Here phishy phishy phishy…said no enterprise ever. Officially, that is.
The reality is that oblivious employees are practically chumming the water with social-engineering gullibility.
Wombat Security Technologies’ Beyond the Phish Report undertook the analysis of nearly 20 million questions and answers geared to determine how well end users understand security threats. Apart from being immediately struck by what staggering fun that endeavor sounds, what stands out the most here is the fact that in most categories, respondents missed about a third of the questions.
That translates to about a C- in school terms. Yeesh.
The report reveals the many cybersecurity threats that are prevalent today, such as oversharing on social media, unsafe use of Wi-Fi, and company confidential data exposure, are contributing factors to the ever-growing problem of phishing.
In the last year, the number of organizations that reported being a victim of phishing has increased 13%, and 60% of enterprises said the rate of phishing attacks has increased overall. Some industries fare worse than others: Healthcare workers for instance had a 13% click-through rate on simulated phishing mails.
Perhaps unsurprisingly, the No. 1 problem area for end users, with 31% of questions missed, is safe social media use. All of that tweeting and liking and reposting and sharing increasingly takes the place of real human interaction, but the consequences go far beyond turning us into socially anxiety-prone shut-ins.
For instance, when asked, “what is your confidence level that your employees know not to post pictures or locations on social media that could be harmful to your organization’s security?” a full 38% of respondents said, “not very.” Only a third said they were confident.
It might seem obvious to us in the security biz that socializing company details, email addresses, internal tidbits of information and so on gives cyber-criminals the building blocks that they need to craft up believable, targeted mails—including whaling mails; but clearly the average worker doesn’t really get that.
"Clearly, phishing is a focus area across the industry, but the efforts can't stop there," said Joe Ferrara, president and CEO of Wombat. "To reduce cyber-risk in organizations, security education programs must teach and assess end users across many topic areas, like oversharing on social media and proper data handling. Many of these risky behaviors exacerbate the phishing problem."
End users also missed 30% of questions about protecting and disposing of data securely, second only to safe social media use.
Furthermore, with the rise in remote working and end users who value the ability to work outside of the office, organizations need to educate their employees on how to stay safe out there. Improper use of free Wi-Fi, inattention to physical security, lax data protections and the lack of security guidelines during travel led to 26% of questions missed by end users on this important topic.

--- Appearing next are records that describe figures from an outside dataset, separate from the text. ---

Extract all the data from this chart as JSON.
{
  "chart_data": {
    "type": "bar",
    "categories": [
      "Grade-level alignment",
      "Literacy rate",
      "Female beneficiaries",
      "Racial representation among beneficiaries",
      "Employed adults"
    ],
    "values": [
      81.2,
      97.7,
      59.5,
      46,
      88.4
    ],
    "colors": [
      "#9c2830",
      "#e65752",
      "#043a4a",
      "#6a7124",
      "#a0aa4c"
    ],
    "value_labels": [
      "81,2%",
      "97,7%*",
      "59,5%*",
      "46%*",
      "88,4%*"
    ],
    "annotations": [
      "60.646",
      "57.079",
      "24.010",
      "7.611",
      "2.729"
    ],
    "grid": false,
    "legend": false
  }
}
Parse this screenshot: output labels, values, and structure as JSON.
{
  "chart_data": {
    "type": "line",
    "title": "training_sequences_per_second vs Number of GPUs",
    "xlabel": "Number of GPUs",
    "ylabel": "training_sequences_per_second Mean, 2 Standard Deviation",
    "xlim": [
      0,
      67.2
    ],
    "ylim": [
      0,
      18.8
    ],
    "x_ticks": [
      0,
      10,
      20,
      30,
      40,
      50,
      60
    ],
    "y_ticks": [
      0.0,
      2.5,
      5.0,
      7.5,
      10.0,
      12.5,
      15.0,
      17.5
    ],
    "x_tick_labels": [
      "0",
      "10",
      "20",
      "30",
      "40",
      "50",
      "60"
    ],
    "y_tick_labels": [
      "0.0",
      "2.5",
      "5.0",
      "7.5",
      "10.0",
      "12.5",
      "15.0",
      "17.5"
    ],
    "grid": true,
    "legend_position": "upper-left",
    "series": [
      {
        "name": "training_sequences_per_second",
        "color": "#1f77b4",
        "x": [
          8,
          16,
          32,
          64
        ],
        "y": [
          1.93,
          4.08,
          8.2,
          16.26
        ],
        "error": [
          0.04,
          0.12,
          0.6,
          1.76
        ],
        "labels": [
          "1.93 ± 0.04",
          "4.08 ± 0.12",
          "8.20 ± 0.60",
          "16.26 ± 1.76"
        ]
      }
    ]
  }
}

It's not all bad news: 90% of questions were answered correctly about building safe passwords (alarmingly though, professional services and healthcare employees performed the lowest on the nearly 1 million questions asked about this); and 85% of questions were answered correctly on how to best protect against physical risks, such as ensuring no one follows you into a secure area or not leaving sensitive files on one’s desk.
But still. To keep the phishing phrenzy at bay, clearly workers need to get some savvy on basic cybersecurity best practices.